Abstract
Background
Gonorrhea is on the rise in Canada. Treatment has been complicated by the fact that Neisseria gonorrhoeae has acquired resistance to many antibiotics, including penicillin, tetracycline, erythromycin and ciprofloxacin. The emergence of isolates with decreased susceptibilities to the third generation cephalosporins and reports of treatment failures in Canada and around the world are cause for concern.
Objective
To assess the resistance levels of common antibiotics to N. gonorrhoeae and to observe trends in resistance and/or decreased susceptibility to ciprofloxacin, third generation cephalosporins and azithromycin.
Methods
Laboratory surveillance data for N. gonorrhoeae isolates submitted by provincial microbiology laboratories to the National Microbiology Laboratory (NML) from 2009-2013 were compared.
Results
Since 2009, there has been an overall rise in antibiotic-resistant N. gonorrhoeae.
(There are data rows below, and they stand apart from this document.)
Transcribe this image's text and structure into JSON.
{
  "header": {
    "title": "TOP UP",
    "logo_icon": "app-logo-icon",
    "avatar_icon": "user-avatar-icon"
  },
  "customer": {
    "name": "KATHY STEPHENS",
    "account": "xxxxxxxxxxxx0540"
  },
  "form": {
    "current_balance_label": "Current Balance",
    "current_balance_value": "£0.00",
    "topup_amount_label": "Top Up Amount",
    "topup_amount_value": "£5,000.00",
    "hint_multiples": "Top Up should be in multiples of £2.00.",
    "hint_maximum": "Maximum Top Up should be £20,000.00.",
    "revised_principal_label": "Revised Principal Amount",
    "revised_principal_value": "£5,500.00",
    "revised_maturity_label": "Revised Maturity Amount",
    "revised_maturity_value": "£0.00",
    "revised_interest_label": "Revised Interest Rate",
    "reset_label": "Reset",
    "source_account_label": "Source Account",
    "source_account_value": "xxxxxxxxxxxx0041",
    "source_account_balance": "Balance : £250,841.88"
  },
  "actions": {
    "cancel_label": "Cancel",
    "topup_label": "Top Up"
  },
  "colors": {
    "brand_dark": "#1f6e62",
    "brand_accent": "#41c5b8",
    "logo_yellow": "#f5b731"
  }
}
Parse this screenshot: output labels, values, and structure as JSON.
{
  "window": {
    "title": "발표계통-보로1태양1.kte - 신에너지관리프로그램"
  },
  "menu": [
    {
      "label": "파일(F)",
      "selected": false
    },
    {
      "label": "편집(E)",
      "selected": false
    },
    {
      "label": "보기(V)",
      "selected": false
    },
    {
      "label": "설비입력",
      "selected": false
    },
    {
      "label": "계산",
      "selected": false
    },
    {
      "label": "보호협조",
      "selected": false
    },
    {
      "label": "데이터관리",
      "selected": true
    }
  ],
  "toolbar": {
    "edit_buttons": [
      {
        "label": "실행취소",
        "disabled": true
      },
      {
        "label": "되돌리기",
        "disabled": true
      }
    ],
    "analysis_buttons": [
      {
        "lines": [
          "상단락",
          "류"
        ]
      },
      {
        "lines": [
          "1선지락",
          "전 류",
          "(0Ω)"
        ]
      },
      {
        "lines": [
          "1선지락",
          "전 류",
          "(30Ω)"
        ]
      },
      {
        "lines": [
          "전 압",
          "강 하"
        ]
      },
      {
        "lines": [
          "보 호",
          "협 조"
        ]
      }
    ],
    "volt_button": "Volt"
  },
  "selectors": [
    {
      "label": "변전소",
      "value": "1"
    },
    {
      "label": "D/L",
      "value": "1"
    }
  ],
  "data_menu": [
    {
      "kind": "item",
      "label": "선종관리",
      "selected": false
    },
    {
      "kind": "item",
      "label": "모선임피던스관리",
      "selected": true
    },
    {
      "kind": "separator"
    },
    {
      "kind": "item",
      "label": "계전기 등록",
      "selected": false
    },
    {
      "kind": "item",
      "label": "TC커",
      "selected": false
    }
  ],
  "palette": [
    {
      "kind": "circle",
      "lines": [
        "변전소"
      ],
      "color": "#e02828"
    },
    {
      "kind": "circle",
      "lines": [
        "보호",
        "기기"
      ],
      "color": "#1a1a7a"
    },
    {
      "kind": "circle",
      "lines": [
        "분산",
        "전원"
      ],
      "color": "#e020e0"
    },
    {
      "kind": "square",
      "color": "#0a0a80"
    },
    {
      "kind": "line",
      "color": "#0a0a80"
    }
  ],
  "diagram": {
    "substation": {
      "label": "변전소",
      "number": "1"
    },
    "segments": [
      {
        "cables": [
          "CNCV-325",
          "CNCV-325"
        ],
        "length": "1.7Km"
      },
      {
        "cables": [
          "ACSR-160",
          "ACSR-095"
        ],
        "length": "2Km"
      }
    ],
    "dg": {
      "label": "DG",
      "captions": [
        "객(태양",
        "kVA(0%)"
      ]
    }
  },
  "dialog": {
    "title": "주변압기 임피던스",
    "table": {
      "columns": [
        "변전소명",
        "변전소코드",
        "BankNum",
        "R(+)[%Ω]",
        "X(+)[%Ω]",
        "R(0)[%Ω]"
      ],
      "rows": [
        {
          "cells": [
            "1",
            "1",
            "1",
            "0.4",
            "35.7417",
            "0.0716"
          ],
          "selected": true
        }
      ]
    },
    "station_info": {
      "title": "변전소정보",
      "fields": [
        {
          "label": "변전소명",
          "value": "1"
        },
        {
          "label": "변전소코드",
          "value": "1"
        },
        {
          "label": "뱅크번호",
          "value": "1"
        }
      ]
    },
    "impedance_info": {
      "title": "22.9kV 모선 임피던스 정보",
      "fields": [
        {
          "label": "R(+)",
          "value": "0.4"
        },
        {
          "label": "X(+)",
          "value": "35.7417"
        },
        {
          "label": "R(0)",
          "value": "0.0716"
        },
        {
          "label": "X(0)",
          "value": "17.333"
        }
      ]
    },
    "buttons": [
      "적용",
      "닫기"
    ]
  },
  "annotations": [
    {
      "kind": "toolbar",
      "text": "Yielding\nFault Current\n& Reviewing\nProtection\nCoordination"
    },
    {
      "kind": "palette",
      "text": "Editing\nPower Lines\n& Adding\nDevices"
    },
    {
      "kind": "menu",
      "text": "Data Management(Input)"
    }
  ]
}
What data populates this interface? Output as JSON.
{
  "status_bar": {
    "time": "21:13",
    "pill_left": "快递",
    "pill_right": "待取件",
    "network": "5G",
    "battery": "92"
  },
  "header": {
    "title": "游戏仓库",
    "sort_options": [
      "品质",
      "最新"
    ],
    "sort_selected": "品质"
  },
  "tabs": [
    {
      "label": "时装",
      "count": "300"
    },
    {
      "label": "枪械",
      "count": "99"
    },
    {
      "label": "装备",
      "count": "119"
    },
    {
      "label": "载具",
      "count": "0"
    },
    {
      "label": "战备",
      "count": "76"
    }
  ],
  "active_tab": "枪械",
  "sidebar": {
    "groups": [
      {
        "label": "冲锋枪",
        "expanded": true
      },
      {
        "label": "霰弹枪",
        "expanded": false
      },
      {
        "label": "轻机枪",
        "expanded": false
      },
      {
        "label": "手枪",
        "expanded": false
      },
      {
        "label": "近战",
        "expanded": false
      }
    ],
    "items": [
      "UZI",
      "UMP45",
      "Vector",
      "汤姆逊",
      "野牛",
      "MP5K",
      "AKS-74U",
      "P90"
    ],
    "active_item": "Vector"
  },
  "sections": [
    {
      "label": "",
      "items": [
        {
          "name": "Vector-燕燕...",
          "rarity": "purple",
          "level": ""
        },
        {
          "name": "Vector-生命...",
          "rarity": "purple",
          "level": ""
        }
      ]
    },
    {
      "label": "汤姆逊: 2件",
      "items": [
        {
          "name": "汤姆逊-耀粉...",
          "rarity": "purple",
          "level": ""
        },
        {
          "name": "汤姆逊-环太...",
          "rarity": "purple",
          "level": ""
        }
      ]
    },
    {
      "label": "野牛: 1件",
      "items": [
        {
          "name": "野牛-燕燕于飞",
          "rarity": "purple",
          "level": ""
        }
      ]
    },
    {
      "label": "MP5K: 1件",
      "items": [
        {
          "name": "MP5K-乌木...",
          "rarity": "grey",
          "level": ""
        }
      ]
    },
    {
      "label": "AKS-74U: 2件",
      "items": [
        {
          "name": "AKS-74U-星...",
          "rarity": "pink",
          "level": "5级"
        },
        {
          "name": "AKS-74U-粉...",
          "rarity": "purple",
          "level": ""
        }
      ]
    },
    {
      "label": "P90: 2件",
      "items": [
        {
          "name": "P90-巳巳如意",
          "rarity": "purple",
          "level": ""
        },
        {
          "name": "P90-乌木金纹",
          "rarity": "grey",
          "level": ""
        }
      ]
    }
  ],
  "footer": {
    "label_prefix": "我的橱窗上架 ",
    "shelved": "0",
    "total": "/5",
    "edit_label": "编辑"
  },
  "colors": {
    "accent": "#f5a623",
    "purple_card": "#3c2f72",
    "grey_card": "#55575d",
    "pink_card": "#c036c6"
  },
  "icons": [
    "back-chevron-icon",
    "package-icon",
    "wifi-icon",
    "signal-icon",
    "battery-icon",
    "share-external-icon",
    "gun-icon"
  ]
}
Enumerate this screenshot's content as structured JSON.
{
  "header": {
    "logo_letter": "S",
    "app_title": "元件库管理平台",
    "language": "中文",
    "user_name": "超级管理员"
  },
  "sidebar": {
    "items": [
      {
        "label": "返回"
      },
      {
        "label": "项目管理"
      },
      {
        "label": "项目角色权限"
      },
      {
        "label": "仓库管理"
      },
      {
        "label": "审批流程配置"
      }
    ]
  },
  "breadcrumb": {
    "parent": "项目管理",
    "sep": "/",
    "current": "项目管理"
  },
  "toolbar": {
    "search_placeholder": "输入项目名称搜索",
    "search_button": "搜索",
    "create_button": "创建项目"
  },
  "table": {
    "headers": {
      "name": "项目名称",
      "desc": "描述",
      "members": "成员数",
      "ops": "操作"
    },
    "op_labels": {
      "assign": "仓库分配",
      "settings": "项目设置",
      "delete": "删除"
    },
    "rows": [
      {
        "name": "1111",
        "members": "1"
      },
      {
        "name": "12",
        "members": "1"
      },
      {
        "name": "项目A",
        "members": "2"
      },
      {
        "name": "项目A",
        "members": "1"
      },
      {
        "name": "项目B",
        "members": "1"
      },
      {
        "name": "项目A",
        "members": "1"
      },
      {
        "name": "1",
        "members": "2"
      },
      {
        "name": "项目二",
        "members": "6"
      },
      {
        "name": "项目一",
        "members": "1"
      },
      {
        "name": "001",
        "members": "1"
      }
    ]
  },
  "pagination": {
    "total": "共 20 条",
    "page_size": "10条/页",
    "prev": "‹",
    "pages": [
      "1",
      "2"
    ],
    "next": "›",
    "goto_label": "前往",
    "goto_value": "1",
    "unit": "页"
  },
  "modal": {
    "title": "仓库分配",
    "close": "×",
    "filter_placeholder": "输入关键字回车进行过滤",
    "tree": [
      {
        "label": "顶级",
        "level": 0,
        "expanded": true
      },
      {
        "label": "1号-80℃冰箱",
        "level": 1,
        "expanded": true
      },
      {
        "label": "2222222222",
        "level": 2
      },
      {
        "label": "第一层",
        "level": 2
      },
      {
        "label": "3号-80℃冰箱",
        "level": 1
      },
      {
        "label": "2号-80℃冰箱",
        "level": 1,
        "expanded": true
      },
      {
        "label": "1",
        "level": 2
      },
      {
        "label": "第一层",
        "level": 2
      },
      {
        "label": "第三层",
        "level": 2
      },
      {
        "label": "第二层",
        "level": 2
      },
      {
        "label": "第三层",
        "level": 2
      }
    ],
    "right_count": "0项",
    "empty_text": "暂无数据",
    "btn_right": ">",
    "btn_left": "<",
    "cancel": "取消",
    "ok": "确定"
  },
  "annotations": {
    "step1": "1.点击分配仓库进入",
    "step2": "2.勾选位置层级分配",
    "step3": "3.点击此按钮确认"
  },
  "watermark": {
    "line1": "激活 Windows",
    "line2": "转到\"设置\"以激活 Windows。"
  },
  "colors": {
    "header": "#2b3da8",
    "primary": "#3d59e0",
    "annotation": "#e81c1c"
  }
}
In 2013, 24.3% of the isolates were resistant to erythromycin, 18.9% were resistant to penicillin, 33.0% were resistant to tetracycline, and 29.3% were resistant to ciprofloxacin. The percentage of isolates with decreased susceptibility to ceftriaxone (≥0.125 mg/L) and/or cefixime (≥0.25 mg/L) was 3.9% in 2013. This number represents a decrease from 5.9% in 2012 and 7.6% in 2011. The proportion of azithromycin resistant (MIC ≥2 mg/L) N. gonorrhoeae isolates increased from 0.4% in 2009 to 1.2% in 2013.
Conclusion
Resistance to erythromycin, penicillin, tetracycline and ciprofloxacin is common. Decreased susceptibility to ceftriaxone and/or cefixime is now almost 4% and azithromycin resistance is emerging but remains low at 1.2%. These results have informed the gonococcal infection treatment recommendations in the Canadian Guidelines on Sexually Transmitted Infections.
Introduction
N. gonorrhoeae, the causative agent of gonorrhea, is the second most commonly reported bacterial sexually transmitted infection in Canada and rates of reported cases have more than doubled between 1997 and 2012 (1).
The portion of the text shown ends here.